R v Wirangi

Case

[2007] NZCA 25

27 February 2007

No judgment structure available for this case.

PUBLICATION OF NAME OR IDENTIFYING PARTICULARS OF COMPLAINANT PROHIBITED BY S 139 CRIMINAL JUSTICE ACT 1985.

IN THE COURT OF APPEAL OF NEW ZEALAND

CA 454/06 [2007] NZCA 25

THE QUEEN

v

JACOB JAMES WIRANGI

Hearing:         21 February 2007

Court:            William Young P, Randerson and Harrison JJ Counsel:          A M Simperingham for Appellant

K Raftery for Respondent

Judgment:      27 February 2007         at 3 pm

JUDGMENT OF THE COURT

A        The appeal against sentence is allowed.

BThe  minimum  period  of  imprisonment  of  five  years  four  months  is quashed.

R V WIRANGI CA CA 454/06  27 February 2007

REASONS OF THE COURT

(Given by Randerson J)

[1]      The appellant was convicted after trial in the District Court before Judge Perkins and a jury on one count of rape.  He was sentenced on 7 June 2006 to eight years imprisonment with a minimum term of five years and four months (two-thirds of the eight year sentence).

[2]      His appeal against conviction was dismissed by this court on 25 October

2006 (CA228/06) but he has separately appealed against sentence.  This approach is undesirable and should not generally be followed.  There is no challenge to the eight year term but the minimum period of imprisonment is challenged on the basis it is manifestly excessive.

Facts

[3]      At the time of the offending, the complainant was a sixteen year old female student residing at her grandmother’s home.   The appellant was a friend of the complainant’s family and was asked to look after the grandmother’s home while she was  in  hospital.     On  the  evening  of  14  December  2004,  the  appellant,  the complainant and her younger cousin were at the grandmother’s property watching video movies.   The appellant made sexual advances to the complainant after her cousin had gone to bed.  He exposed his penis but she demanded he leave the house.

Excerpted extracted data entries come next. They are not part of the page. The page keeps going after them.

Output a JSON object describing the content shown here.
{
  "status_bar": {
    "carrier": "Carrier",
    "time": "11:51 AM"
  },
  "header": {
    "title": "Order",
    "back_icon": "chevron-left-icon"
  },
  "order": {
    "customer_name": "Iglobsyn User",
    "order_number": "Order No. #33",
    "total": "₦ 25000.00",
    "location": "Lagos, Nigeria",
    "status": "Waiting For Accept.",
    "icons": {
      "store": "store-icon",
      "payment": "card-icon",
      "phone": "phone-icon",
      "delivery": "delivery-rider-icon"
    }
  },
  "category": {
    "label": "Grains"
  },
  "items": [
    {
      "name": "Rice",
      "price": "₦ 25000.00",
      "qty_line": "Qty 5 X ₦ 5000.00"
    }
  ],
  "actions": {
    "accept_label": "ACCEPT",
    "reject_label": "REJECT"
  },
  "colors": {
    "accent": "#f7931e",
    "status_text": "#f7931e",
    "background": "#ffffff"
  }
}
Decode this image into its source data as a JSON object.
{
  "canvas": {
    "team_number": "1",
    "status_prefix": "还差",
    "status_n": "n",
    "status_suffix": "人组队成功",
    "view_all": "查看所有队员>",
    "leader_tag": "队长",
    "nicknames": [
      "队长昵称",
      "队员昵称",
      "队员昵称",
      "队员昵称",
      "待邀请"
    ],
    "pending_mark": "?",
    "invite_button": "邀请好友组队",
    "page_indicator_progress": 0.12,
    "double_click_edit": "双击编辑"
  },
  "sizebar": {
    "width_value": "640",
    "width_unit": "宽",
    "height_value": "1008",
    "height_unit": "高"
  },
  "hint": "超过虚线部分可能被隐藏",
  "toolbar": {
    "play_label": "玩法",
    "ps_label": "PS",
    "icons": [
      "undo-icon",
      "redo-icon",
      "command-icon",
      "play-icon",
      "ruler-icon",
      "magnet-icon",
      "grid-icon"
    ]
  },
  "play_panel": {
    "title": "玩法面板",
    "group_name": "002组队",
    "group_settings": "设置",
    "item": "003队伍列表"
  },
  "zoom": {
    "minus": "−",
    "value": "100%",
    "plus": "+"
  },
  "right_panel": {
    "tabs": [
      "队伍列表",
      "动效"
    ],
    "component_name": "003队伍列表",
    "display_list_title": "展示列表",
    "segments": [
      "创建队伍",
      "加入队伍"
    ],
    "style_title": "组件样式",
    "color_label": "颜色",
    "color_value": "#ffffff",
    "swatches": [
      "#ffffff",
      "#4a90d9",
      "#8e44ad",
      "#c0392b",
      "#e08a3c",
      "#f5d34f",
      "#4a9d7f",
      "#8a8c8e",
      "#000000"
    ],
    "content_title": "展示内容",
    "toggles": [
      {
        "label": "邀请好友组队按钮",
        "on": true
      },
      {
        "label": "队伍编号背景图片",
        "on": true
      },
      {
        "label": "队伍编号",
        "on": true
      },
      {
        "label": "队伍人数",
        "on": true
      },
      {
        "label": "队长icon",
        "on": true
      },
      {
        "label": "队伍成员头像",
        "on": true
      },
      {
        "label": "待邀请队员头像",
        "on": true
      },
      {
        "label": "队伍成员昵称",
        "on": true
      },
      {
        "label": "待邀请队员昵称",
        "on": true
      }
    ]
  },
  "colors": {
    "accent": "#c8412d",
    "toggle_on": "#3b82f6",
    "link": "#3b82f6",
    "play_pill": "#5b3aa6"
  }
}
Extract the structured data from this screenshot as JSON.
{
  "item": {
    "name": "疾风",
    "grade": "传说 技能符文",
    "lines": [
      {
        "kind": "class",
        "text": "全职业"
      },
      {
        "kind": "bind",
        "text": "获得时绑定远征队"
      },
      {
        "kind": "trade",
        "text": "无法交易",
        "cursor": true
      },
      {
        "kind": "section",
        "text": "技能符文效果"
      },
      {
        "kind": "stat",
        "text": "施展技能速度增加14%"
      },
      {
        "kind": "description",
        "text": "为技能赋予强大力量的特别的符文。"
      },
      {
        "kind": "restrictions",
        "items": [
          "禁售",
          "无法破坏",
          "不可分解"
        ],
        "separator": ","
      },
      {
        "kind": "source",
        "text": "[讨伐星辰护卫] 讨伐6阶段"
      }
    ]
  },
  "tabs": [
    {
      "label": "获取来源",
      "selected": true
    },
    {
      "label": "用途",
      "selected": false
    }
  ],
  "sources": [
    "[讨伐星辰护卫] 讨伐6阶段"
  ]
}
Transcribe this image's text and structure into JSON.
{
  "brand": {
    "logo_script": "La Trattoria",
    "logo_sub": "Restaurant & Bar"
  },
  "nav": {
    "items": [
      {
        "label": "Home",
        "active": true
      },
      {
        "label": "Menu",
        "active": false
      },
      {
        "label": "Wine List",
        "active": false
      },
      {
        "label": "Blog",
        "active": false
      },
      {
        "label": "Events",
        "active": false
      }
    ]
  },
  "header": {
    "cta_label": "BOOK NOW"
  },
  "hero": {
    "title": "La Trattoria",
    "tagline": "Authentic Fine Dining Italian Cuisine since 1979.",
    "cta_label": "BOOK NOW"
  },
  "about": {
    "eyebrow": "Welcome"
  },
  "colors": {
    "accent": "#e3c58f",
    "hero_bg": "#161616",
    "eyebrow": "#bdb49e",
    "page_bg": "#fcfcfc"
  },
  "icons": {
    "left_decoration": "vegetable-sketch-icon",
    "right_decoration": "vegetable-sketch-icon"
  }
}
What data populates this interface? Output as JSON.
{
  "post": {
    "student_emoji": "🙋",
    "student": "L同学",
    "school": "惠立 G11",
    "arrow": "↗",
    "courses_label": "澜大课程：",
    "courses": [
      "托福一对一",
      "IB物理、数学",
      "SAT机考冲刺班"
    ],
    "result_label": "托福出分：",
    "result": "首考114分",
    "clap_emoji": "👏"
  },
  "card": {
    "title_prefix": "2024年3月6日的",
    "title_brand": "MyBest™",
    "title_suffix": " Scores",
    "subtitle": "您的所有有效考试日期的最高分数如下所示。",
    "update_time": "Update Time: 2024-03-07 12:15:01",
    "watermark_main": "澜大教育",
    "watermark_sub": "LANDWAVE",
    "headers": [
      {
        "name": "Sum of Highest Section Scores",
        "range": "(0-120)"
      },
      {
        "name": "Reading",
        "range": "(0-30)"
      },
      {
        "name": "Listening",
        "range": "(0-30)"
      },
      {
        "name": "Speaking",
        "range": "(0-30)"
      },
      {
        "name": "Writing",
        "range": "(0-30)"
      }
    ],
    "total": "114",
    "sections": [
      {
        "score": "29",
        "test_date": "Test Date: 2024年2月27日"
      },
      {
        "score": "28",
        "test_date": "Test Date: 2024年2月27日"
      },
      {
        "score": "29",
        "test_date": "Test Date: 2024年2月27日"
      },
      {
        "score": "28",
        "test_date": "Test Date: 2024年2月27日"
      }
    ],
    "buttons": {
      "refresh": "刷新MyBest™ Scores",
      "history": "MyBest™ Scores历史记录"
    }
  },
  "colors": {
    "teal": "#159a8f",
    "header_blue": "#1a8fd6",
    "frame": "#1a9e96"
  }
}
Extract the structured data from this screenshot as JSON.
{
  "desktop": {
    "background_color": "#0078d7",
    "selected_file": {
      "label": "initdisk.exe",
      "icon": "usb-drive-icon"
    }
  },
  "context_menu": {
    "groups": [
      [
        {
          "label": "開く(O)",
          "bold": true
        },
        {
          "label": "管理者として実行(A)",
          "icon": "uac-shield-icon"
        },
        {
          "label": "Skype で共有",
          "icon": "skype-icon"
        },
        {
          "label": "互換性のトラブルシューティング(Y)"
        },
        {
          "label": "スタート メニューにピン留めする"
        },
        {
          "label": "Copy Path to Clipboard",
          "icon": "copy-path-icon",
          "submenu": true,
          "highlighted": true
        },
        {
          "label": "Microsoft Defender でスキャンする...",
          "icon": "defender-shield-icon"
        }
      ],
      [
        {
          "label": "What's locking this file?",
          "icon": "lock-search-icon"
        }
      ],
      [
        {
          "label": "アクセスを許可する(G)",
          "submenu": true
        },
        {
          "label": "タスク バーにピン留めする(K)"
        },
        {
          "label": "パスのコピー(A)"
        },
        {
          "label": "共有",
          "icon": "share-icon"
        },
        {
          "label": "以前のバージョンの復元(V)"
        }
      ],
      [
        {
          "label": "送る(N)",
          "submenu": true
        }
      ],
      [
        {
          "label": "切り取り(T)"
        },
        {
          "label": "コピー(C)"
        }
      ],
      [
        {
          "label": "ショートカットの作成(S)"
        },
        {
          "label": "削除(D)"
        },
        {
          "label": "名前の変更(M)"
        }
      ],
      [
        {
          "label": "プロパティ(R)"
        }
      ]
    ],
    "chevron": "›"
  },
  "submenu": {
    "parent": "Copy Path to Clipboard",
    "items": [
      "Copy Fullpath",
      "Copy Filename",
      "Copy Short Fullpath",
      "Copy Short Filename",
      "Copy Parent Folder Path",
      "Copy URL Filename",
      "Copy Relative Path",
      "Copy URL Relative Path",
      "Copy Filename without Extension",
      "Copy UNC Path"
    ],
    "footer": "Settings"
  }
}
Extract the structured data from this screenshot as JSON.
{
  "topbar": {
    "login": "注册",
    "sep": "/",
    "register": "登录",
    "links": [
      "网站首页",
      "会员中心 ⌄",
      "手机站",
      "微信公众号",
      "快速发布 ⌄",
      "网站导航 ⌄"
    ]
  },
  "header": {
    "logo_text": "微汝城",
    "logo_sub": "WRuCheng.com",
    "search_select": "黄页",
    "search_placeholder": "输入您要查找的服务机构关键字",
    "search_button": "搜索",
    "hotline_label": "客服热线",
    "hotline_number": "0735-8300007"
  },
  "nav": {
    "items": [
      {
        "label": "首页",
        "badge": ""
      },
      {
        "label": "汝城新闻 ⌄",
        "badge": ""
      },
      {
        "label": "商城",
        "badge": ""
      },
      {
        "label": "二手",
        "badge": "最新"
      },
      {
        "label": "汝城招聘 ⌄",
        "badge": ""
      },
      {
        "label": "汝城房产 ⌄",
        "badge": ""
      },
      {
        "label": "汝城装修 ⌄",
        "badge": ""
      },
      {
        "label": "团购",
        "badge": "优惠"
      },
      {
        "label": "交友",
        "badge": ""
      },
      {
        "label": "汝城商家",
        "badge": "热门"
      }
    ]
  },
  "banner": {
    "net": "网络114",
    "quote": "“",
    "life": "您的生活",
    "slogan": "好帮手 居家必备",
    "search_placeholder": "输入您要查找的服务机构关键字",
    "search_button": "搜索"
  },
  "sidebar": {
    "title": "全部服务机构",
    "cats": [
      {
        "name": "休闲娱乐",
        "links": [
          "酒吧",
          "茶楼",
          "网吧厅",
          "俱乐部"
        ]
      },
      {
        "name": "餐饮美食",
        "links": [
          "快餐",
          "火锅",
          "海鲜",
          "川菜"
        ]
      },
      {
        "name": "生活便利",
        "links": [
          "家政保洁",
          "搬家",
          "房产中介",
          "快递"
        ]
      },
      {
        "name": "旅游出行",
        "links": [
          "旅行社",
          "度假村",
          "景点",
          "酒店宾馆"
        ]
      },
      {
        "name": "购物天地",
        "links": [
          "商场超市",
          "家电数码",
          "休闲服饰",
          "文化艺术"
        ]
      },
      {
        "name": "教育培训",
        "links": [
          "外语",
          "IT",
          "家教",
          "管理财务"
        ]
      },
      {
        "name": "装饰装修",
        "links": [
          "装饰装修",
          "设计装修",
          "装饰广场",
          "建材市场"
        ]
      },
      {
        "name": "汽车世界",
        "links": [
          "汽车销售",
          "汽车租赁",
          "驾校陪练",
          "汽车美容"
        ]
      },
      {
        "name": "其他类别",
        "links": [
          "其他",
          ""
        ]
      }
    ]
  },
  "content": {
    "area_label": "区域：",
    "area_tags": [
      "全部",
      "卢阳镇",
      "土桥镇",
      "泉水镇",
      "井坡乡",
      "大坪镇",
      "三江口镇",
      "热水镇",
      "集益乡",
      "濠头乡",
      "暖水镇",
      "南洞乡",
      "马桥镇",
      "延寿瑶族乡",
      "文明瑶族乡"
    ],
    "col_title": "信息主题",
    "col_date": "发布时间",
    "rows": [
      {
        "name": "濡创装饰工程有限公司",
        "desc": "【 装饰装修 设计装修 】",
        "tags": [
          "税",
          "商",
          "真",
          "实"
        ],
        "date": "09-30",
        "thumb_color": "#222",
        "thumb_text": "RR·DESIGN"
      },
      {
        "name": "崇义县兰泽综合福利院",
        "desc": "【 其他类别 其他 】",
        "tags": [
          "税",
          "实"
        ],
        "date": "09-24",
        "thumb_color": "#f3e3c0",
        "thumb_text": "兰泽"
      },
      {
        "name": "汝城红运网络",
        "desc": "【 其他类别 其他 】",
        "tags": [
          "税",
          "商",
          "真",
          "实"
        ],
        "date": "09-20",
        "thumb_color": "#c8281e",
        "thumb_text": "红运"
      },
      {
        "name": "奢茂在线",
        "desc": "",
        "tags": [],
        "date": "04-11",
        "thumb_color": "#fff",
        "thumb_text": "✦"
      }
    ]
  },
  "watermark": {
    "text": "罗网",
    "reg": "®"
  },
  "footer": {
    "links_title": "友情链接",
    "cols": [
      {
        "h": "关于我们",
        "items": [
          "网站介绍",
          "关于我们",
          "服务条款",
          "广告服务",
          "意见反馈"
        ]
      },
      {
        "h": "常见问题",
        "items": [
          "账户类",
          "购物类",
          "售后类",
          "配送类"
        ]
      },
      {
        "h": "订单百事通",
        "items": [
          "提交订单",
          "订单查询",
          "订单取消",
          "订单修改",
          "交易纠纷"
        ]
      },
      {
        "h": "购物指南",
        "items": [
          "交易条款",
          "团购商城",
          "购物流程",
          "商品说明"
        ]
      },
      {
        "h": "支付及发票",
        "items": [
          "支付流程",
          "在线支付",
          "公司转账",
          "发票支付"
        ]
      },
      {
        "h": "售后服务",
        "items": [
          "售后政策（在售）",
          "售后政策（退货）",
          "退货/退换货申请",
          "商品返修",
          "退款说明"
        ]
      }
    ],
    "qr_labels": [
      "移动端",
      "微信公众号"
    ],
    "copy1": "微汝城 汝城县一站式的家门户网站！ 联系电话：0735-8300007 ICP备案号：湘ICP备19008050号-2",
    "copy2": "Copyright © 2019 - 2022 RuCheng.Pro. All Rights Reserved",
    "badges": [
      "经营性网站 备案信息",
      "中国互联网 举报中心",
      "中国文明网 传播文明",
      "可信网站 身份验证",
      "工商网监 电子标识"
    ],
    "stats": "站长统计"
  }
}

The appellant then changed into her nightwear and went to bed.     She was later awoken by the appellant removing her bedclothes.  He removed her lower clothing and then raped her.  When this was completed he proceeded to masturbate himself in front of the complainant before dressing and leaving the property.

[4]      There  had  been  at  least  two  prior  occasions  when  the  appellant  had propositioned the complainant about sex, the last of which was only two days before the subject offending.  On each occasion the complainant had made it clear she did not want to have sexual contact with him.

[5]      At   trial,   the   appellant   admitted   having   sexual   intercourse   with   the complainant, but maintained she consented.

The sentencing remarks

[6]      The Judge noted the appellant was 38 years of age at the time of sentencing. Although he had some previous convictions, there were none for sexual or violent offending.    The  Judge  recorded  that  the  appellant  was  well  regarded  by  his employers but that the appellant continued to maintain his innocence and was unwilling to address any problems which might be associated with the offending.

[7]      Referring to the victim impact statement, the Judge described the effects on the complainant as “quite profound” particularly during the period of the appellant’s lengthy remand on bail during which she continued to be fearful of the appellant who remained living in the area.   The complainant stated she had moved to another district to live for a period because she was annoyed and frustrated about what had happened  to her.  She was no longer the happy person she used to be and was not willing to forgive the appellant who she trusted “as an uncle”.

[8]      The Judge considered the aggravating features to be the young age of the victim and the fact she was violated in her own bedroom.  He did not accept there was any breach of trust although, for ourselves, we think that was a rather narrow view of the matter.   The appellant was someone to whom the complainant could reasonably have looked for protection.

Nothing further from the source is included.